On nous parle d’embauches à venir, mais 355 postes de policiers aux frontières ont été supprimés. On nous parle d’automatisation, mais les sas de passage rapide aux frontières extérieures (Parafe) – ces bornes qui lisent les passeports biométriques – ne sont pas assez nombreux et sont souvent fermés, faute de personnel pour les surveiller.
Résultat, deux heures d’attente sont parfois nécessaires pour passer la frontière. Oui, deux heures… Quelle belle première image pour la France !
Face à cette désorganisation, les voyageurs étrangers au fort pouvoir d’achat préféreront atterrir à Bruxelles ou à Francfort et gagner Paris en train. L’attractivité de la France est menacée, car celle-ci n’est pas prête à faire face, et nous nous dirigeons vers une pagaille qui risque de ternir encore plus l’image du pays.
Monsieur le ministre, que comptez-vous faire pour améliorer l’accueil des visiteurs étrangers dans nos aéroports ? (Applaudissements sur les travées du groupe Les Républicains.)

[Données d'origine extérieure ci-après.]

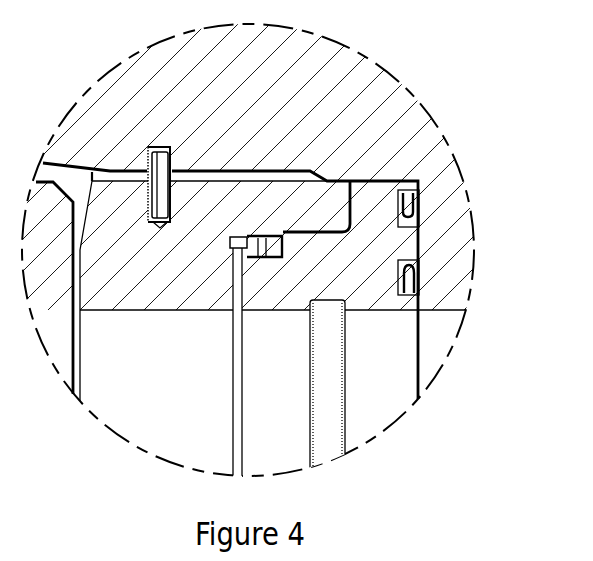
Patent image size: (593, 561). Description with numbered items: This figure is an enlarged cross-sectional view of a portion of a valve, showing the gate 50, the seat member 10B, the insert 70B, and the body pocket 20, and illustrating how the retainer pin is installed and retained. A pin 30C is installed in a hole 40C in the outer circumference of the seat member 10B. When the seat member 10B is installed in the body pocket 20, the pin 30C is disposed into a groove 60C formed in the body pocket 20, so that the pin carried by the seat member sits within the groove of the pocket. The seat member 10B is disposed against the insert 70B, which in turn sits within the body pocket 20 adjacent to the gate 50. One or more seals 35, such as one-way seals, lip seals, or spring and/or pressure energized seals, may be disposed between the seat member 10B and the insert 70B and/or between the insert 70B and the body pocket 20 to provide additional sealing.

The body pocket 20 is at (214, 70).
The gate 50 is at (63, 275).
The seat member 10B is at (199, 283).
The groove 60C is at (148, 146).
The pin 30C is at (162, 164).
The hole 40C is at (170, 195).
The insert 70B is at (354, 283).
The seals 35 is at (258, 250).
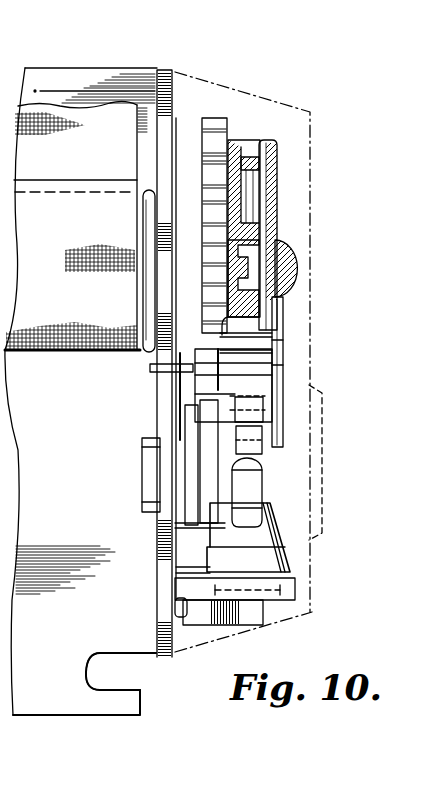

M. le président. La parole est à M. le ministre de l’intérieur et des outre-mer.
M. Gérald Darmanin, ministre de l’intérieur et des outre-mer. Madame la sénatrice, je partage avec vous le souci de bien accueillir les personnes étrangères qui arrivent par les vols long-courriers, notamment tôt le matin, comme c’est le cas des vols qui viennent d’Asie ou des Amériques, dans les aéroports parisiens, singulièrement à Roissy-Charles-de-Gaulle.